The U.K.-based company faced a slap on the wrist for its marketing in the United Kingdom in July. This week, the company’s Australia division incurred a A$20,000 (nearly $16,000 U.S.) fine for misleading marketing.
The Queensland Office of Fair Trading, an Australian state agency, told Purplebricks it violated the 2014 Australian Consumer Law and the Property Occupations Act.
Australian consumers complained about misleading advertising that promised “low, fixed fees.” Consumers said they weren’t made aware that they had to pay their Purplebricks listing fee even if their property didn’t sell or services were canceled. Queensland also penalized Purplebricks for regulatory violations about where in Australia it had a bank account and use of its software.

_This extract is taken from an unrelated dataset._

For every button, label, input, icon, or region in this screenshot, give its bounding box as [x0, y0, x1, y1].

The real estate startup charges a flat fee–$3,200 in the United States. In return, sellers get online listings, a local real estate agent working on their listing, and signage. The fee is paid before a home sells, and is not refunded if it doesn’t sell.

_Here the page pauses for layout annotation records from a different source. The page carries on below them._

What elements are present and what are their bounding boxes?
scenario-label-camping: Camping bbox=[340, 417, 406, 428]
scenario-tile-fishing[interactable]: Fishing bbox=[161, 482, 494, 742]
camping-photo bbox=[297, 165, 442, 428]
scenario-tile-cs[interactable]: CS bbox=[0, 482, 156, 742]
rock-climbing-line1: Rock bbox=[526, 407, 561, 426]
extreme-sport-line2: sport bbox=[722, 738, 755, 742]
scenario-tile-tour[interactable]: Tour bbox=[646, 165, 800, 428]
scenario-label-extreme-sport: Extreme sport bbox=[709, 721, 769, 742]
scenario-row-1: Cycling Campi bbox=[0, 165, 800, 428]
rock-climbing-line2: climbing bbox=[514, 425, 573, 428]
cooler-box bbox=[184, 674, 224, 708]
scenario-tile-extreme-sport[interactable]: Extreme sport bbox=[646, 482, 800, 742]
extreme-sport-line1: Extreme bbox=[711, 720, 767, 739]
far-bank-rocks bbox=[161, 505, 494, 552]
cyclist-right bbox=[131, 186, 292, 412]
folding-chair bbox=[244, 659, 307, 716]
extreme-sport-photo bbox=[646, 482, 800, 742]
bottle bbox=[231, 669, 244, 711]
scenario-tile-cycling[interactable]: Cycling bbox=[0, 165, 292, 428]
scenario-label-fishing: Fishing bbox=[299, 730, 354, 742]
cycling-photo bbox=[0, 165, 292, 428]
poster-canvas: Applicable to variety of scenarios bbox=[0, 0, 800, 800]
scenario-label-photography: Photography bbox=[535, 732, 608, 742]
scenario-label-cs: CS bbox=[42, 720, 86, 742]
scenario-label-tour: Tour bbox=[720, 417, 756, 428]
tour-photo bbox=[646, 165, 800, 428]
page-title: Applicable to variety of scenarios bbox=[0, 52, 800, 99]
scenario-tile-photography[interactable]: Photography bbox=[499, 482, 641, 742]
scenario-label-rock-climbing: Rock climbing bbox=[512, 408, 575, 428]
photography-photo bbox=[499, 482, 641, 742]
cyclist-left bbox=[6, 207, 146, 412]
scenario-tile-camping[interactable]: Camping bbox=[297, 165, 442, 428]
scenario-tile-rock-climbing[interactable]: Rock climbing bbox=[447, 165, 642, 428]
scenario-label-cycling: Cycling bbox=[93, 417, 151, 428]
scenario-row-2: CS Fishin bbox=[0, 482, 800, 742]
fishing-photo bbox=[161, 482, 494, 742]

“Queenslanders have the right to expect that real estate agents will make accurate and honest agreements with their clients,” Queensland Fair Trading Acting Executive Director Craig Routledge said in a statement. “If real estate agents breach laws and industry regulations, the OFT will not hesitate to investigate and pursue if required.”
Purplebricks’ penalty in the United Kingdom was over advertising that touted “fees saved.” Both Australia and the United Kingdom run ads from Purplebricks with the theme “save yourself from commisery,” a play on “commissions” and “misery.”

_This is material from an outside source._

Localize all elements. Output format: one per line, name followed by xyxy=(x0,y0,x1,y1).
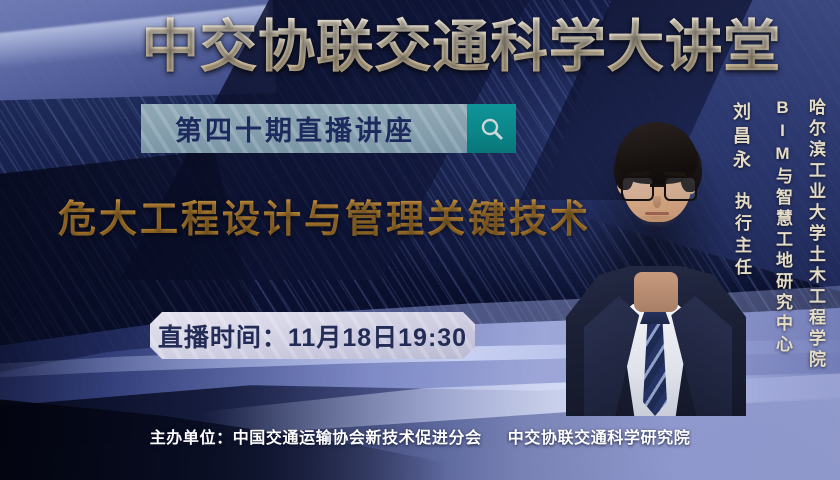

U.S. Purplebricks ran similar ads, but instead of “commisery” only used the phrase “save yourself from real misery”–in part because Purplebricks can’t eliminate commission in the same way in the U.S. real estate market. U.K. and Australian real estate transactions don’t usually involve a commission paid to a buyers’ agent, while Purplebricks’ U.S. transactions still have to account for the buyers’ agent commission.
“We can’t use that word over here because it sets up the idea in people’s minds that there’s no commission at all,” Purplebricks U.S. Chief Marketing Officer Jonathan Adler told Inman in an interview. “It’s a different business model in the U.S. and we have to be really, really careful.”
Purplebricks’ U.K. division faced another crisis that its U.S. staff said would not extend stateside last month. Research by the firm Jefferies found that Purplebricks only sold about 50 percent of the homes it listed, compared to the 78 percent advertised. Purplebricks denied those claims in the U.K., and experts speculated that the public nature of the U.S. multiple listing service system would keep a similar discrepancy from emerging here.
The concerns over marketing aren’t quite the same as sales discrepancies, especially since creative themes run through Purplebricks ads globally. But the startup is attempting to make sure its U.S. ads account for the realities of the American real estate market and its regulations.
And in Australia, Purplebricks has adjusted its wording in a “small segment of the market” in response to the penalties from the Queensland government, Purplebricks U.S. CEO Eric Eckardt told Inman.